Background: The few chemoimmunotherapy trials that together with dacarbazine (DTIC) and interferon-alpha 2a (IFNalpha), include retinoic acid (RA), did not include detailed immunological evaluation of functional and phenotypic natural killer (NK) cell characteristics, and have shown contradictory clinical results.
Materials and methods: Malignant melanoma (MM) patients undergoing phase II-randomized chemoimmunotherapy trials were treated with DTIC, IFNalpha (Hoffmann-La Roche) (group A, n = 31), and with DTIC, IFNalpha and 13-cis-RA (Isotretinoin, Hoffmann-La Roche, Basel, Switzerland) (group B, n = 29). Patients and 42 healthy controls were evaluated by FACS flow analyses for CD3/CD56/CD69 positive cells, NK cytotoxicity in fresh peripheral blood lymphocytes (PBL) and for interferon regulatory factor-1 mRNA expression by reverse transcriptase polymerase chain reaction in treated PBL.
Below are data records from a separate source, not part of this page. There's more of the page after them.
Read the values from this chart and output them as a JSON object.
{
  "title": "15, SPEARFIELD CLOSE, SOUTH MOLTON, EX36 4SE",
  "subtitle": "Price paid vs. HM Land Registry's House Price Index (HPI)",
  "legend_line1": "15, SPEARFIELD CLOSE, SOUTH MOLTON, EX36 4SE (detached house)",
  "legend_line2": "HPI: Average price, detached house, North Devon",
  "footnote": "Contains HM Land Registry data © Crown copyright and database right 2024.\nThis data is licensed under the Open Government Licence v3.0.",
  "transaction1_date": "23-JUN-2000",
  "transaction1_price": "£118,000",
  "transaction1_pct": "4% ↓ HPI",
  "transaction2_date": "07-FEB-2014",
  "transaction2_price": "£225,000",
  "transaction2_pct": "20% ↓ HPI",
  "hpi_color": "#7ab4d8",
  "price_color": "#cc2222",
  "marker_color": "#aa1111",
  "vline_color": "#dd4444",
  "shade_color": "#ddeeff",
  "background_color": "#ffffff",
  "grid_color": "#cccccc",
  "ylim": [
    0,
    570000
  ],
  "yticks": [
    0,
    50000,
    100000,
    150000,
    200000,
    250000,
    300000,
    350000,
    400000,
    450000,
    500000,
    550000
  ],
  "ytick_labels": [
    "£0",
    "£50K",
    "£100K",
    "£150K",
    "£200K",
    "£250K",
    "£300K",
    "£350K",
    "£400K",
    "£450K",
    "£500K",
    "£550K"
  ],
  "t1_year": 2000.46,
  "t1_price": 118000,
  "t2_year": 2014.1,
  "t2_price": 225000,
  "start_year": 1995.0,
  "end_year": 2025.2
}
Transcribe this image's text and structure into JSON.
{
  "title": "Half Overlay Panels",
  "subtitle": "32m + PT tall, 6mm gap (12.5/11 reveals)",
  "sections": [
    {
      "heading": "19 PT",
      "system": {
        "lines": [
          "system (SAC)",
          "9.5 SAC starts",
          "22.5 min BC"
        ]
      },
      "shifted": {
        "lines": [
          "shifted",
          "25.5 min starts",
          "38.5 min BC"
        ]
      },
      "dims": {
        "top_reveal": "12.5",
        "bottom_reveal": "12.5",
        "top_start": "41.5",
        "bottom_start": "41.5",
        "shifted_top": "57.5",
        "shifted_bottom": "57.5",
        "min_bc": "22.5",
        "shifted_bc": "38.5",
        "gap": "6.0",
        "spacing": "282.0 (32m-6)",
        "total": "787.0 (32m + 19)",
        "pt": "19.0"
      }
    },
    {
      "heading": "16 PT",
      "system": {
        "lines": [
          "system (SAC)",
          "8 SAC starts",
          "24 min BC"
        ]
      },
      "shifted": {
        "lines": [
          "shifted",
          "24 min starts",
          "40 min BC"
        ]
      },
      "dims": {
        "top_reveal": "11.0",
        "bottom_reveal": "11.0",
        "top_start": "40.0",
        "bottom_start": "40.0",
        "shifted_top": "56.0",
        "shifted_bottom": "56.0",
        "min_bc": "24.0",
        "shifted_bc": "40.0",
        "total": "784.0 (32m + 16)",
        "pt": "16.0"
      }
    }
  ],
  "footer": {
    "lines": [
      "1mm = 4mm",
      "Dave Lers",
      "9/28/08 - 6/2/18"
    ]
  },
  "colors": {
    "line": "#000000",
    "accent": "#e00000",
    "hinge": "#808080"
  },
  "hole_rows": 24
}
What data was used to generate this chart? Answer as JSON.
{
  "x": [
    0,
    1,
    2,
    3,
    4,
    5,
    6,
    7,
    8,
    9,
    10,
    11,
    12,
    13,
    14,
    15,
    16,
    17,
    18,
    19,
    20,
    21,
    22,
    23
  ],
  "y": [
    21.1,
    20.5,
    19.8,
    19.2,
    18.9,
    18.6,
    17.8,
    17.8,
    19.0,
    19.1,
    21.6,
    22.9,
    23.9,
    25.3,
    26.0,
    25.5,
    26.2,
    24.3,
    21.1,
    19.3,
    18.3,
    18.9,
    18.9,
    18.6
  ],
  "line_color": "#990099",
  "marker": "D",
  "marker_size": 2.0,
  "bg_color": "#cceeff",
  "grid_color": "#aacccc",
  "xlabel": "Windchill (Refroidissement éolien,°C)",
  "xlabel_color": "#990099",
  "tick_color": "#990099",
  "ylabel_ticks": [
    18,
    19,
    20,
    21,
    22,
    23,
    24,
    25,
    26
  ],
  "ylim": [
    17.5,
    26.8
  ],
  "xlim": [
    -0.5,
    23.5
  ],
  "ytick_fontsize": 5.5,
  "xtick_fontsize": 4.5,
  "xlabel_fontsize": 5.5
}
Results: The addition of RA to a DTIC-IFN regime did not bring any therapeutical benefit in terms of response or survival. Immunological follow-up on days 1, 6 and 27 of each therapy cycle shows a significant increase in NK cell activity in both groups, only on day 6 of the first cycle, while CD69+CD56+ expression increased significantly on day 6 of each therapy cycle, in both groups. Evaluation of the dynamics of expression of IRF-1 of in vitro treated PBL, shows its strong and prompt up-regulation by IFNalpha and synergistic effect of IFNalpha and RA combination.
Conclusion: The dynamics of the increase in CD69 early activation antigen expression on CD56+ NK cells is systematic and serial with the increase being significantly higher on day six of the first cycle in group B patients with clinical response, compared to those without, indicating possible predictive value of CD69 expression for clinical response to chemoimmunotherapy.